Prenuptial and Postnuptial
The state of California has found prenuptial, postnuptial, and cohabitation agreements to be considerably significant when both parties assent to such agreements. Commonly referred to as a “prenup,” a prenuptial agreement is a contract entered into prior to the commencement of the marriage or civil union. The most common substantive provisions include how to divide the property of the parties in the event of dissolution, spousal support, and may also include conditional provisions in the event of adultery, death, or other circumstances. Postnuptial agreements are similar in form and substance, but the difference is that the contract is formed after the parties enter into a marriage or union.
Resolving Family Disputes through Mediation is a very common form of alternative dispute resolution in divorce cases. It is considered to be an effective means of resolving any type of dispute that does not require a third-party determination or a judicial ruling. That is one of the main reasons it is used for family law mediation issues in divorce cases. The mediator is not a judge and cannot force one party or the other to do anything different. Instead, the mediator is a neutral third party who is able to help the two disagreeing parties negotiate a settlement they can agree on.
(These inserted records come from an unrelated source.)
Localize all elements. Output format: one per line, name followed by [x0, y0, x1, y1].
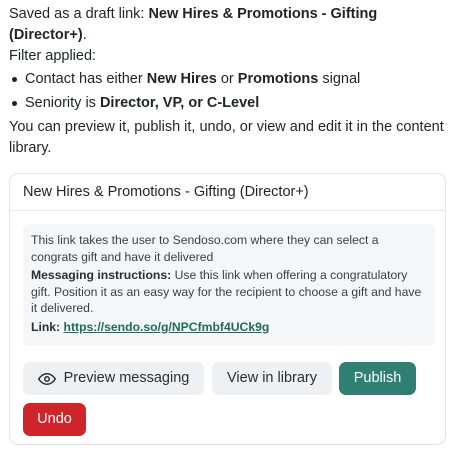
card-title: New Hires & Promotions - Gifting (Direct…: [10, 174, 445, 211]
preview-messaging-button[interactable]: Preview messaging: [23, 362, 204, 395]
link-description: This link takes the user to Sendoso.com …: [31, 233, 379, 264]
link-details-panel: This link takes the user to Sendoso.com …: [23, 224, 435, 346]
filter-list: Contact has either New Hires or Promotio…: [9, 69, 449, 114]
draft-link-card: New Hires & Promotions - Gifting (Direct…: [9, 173, 446, 445]
publish-button[interactable]: Publish: [339, 362, 416, 395]
filter-text: Seniority is: [25, 95, 100, 111]
link-label: Link:: [31, 319, 61, 334]
saved-confirmation: Saved as a draft link: New Hires & Promo…: [9, 4, 449, 46]
assistant-message: Saved as a draft link: New Hires & Promo…: [9, 4, 449, 159]
saved-prefix: Saved as a draft link:: [9, 6, 149, 22]
preview-messaging-label: Preview messaging: [63, 370, 190, 386]
undo-button[interactable]: Undo: [23, 403, 86, 436]
link-row: Link: https://sendo.so/g/NPCfmbf4UCk9g: [31, 319, 427, 336]
link-url[interactable]: https://sendo.so/g/NPCfmbf4UCk9g: [64, 320, 270, 334]
filter-item-signal: Contact has either New Hires or Promotio…: [12, 69, 449, 90]
messaging-instructions: Messaging instructions: Use this link wh…: [31, 267, 427, 317]
filter-value: Director, VP, or C-Level: [99, 95, 260, 111]
instructions-label: Messaging instructions:: [31, 268, 172, 282]
saved-suffix: .: [82, 27, 87, 43]
view-in-library-button[interactable]: View in library: [212, 362, 332, 395]
filter-heading: Filter applied:: [9, 48, 97, 64]
undo-label: Undo: [37, 411, 72, 427]
filter-value: New Hires: [146, 71, 217, 87]
filter-text: or: [216, 71, 238, 87]
filter-value: Promotions: [237, 71, 319, 87]
publish-label: Publish: [353, 370, 402, 386]
filter-text: Contact has either: [25, 71, 147, 87]
closing-text: You can preview it, publish it, undo, or…: [9, 119, 444, 156]
filter-item-seniority: Seniority is Director, VP, or C-Level: [12, 93, 449, 114]
filter-text: signal: [318, 71, 361, 87]
view-in-library-label: View in library: [227, 370, 317, 386]
eye-icon: [37, 370, 56, 388]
Mediation has a structure, a timetable and an element of participation that is not seen in traditional negotiation. Mediators often use a number of techniques to improve the dialogue between disputants, with the goal of helping the parties reach an agreement that works for everyone. Success depends on the skill and training of the mediator, who must remain impartial.
Whether you are planning to litigate, negotiate or enter divorce mediation, England Law can only benefit you and your case in preparing documents and providing legal advice.
Certified Family Law Specialist
Mrs. England is certified by the State Bar of California’s Board of Legal Specialization as a specialist in the practice of family law. Certified family law specialists have recognized expertise in all areas of California family law including divorce, annulment, property division, child custody and visitation, child support, spousal support, domestic violence, tax consequences of divorce, settlement negotiations, and trial of disputes. Certified specialists have passed a fairly rigorous examination in family law to obtain certification and are required to take a given number of hours of instruction each year to keep their knowledge of the law current.